Easy Solution – New CVEs

The easy way to fix this going forward is that instead of re-using the CVE’s for the CISCO vulnerabilities, NCCIC-ICS should have just issued new CVE’s for the Rockwell vulnerabilities. The system for assigning CPE’s for new vulnerabilities appears to be working fine; simple. After all, CISCO fixing their vulnerability does not directly fix the Rockwell problem, Rockwell is going to have to make some sort of change to implement the CISCO fix.

There is a minor drawback to that solution. To understand it we need to look at my blog post from March 18th, 2020 where I discussed another set of third-party vulnerabilities in the eSOMS product from Hitachi ABB Power Grids. Again, the NCCIC-ICS advisory used the original CVE numbers for the seven vulnerabilities in the Hitachi ABB product. Using those CVE’s, I was able to determine that there were publicly available exploits for three of the vulnerabilities, raising their potential risk. Without the link to the original CVE, I would have had a much harder time tracking down those exploits.

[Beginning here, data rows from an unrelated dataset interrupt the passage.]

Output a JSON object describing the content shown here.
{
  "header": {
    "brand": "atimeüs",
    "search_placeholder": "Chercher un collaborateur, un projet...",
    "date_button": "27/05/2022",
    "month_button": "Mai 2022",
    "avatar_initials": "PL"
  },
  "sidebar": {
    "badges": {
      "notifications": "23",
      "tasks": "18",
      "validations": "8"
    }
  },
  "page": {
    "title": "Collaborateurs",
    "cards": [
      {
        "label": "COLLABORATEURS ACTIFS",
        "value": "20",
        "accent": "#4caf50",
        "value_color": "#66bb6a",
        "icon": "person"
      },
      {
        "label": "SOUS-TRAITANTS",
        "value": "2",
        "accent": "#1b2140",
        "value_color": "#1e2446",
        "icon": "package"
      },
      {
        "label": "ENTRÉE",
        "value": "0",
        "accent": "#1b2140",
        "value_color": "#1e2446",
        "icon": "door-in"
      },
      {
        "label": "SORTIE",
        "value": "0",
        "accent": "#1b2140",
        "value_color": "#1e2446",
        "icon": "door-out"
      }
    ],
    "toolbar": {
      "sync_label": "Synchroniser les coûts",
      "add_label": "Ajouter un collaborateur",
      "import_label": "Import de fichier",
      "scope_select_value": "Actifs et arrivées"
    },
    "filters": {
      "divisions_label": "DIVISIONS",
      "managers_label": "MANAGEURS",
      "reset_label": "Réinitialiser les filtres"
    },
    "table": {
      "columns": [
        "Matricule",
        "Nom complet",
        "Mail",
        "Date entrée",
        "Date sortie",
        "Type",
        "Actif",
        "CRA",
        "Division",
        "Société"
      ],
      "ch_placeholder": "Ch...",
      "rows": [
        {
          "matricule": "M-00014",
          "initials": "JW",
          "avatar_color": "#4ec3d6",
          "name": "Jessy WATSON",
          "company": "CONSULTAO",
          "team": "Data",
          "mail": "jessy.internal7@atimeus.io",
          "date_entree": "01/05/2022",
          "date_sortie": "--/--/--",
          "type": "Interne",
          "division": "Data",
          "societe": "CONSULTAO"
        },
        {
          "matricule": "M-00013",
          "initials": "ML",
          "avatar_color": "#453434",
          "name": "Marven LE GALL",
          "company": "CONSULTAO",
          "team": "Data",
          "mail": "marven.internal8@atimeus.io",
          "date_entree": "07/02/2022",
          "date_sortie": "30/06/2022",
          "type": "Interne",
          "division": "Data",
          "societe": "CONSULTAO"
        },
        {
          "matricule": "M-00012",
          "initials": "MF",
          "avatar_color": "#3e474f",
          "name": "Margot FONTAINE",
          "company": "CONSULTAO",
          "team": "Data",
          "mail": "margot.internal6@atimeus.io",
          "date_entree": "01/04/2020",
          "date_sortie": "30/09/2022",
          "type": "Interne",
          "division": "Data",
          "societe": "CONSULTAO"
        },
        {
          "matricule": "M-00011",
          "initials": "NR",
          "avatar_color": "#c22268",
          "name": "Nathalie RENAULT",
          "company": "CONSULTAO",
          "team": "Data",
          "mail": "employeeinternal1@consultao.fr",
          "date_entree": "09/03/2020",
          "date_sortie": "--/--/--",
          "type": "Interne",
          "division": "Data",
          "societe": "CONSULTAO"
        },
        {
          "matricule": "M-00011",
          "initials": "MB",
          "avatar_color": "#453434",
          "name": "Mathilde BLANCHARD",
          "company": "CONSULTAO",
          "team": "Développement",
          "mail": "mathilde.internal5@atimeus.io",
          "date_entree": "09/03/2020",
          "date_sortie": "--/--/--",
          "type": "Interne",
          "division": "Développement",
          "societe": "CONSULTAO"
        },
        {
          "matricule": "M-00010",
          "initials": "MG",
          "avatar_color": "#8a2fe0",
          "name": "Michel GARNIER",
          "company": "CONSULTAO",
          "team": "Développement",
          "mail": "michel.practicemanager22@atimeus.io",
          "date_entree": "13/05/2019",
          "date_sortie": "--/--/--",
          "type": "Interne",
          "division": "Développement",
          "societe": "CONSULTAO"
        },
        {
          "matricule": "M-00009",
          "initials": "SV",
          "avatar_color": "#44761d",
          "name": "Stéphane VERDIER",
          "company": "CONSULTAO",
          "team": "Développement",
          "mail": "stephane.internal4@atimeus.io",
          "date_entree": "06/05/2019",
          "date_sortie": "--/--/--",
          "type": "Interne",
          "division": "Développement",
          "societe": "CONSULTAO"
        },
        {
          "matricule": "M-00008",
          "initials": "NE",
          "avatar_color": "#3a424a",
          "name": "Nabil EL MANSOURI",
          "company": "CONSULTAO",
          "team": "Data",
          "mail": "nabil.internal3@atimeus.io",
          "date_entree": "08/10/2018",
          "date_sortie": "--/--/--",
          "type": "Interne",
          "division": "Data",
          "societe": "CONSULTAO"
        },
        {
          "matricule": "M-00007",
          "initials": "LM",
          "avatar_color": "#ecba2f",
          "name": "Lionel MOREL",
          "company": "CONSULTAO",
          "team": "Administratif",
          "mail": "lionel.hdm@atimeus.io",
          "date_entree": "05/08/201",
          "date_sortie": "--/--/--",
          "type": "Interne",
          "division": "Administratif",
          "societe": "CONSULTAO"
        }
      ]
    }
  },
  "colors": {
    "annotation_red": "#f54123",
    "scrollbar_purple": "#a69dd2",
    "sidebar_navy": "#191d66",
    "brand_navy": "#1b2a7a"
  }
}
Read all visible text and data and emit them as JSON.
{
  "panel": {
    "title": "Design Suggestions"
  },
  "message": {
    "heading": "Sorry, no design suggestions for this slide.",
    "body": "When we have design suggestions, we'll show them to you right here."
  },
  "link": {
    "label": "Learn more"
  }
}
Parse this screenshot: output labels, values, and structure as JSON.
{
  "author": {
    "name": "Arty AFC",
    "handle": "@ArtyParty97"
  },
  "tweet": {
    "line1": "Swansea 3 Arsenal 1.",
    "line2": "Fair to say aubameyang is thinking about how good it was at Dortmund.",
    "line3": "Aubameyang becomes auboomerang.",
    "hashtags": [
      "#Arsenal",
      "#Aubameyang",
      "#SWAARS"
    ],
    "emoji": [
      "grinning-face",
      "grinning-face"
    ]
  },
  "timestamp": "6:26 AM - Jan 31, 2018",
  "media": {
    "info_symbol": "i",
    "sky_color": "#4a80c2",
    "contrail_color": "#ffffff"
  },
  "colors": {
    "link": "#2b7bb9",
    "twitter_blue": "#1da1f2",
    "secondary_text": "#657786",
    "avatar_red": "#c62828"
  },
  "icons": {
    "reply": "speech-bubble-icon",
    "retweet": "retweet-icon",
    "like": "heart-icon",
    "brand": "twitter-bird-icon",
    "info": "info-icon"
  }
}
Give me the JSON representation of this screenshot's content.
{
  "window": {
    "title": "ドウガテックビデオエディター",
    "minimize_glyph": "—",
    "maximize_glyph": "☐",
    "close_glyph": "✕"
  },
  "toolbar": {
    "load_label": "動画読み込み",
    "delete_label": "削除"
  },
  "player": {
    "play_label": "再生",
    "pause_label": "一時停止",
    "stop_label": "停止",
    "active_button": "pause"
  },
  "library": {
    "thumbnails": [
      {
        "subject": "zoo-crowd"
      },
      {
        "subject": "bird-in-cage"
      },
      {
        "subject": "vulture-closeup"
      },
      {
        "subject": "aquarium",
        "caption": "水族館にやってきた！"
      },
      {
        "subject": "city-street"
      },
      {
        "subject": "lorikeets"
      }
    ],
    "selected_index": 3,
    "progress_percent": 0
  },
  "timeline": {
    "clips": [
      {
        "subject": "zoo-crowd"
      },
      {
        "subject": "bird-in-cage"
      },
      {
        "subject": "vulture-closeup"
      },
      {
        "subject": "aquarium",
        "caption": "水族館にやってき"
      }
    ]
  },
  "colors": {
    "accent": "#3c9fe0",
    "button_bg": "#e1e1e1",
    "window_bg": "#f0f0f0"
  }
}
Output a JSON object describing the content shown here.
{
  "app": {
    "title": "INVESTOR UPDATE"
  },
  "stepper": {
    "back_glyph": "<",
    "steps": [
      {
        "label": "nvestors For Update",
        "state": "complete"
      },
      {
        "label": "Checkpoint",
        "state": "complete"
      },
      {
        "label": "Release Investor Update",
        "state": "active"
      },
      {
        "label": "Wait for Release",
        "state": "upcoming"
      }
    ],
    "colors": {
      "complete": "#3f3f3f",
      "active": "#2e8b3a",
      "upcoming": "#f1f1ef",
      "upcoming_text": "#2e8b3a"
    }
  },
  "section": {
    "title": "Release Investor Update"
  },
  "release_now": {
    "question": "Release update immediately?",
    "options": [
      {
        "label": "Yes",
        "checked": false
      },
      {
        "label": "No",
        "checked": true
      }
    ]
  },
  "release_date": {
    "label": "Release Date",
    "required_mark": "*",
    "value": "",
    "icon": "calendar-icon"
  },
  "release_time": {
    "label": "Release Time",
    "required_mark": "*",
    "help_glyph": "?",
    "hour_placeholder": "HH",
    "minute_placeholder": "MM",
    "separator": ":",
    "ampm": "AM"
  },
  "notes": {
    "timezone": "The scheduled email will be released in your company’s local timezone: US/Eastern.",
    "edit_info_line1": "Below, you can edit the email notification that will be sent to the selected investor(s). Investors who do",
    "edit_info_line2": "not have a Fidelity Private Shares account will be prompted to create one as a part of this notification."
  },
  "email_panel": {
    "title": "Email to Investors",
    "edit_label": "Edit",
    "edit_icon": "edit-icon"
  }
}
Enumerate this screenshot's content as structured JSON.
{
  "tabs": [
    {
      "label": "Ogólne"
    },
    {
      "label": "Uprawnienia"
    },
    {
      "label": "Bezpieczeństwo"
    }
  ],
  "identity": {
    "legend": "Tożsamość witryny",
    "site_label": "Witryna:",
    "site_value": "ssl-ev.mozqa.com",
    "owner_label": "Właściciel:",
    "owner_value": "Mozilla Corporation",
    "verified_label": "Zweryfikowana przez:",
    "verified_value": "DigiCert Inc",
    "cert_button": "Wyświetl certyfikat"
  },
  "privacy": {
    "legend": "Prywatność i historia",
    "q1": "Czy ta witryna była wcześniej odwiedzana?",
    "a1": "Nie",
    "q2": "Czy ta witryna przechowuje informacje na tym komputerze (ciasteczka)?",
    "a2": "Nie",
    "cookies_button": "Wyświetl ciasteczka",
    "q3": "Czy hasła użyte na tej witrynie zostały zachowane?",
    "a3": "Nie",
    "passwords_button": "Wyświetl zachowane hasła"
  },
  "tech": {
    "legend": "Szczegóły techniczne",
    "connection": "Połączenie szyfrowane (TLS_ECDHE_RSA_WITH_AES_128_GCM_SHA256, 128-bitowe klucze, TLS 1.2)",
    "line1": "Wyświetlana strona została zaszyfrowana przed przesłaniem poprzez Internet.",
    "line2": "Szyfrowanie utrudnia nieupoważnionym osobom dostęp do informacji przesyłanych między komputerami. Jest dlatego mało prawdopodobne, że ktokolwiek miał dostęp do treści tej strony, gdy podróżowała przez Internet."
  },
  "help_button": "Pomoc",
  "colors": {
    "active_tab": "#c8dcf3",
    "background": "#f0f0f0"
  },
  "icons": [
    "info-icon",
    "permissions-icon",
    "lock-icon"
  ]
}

As Ron pointed out in a subsequent TWEET®, software bills of material will provide a longer term solution to the problem. A software vendor could provide CPE’s for each of the components that are included in their software and an owner/operator could search for both the component and end product CPE’s to remain aware of potential vulnerabilities in their software. But, again, this relies on CNA’s, MITRE and NIST/NVD all ensuring that the appropriate CPE’s get into the databases.

WARNING: My twisted mind has come up with other potential problems with CPE’s. More on that later.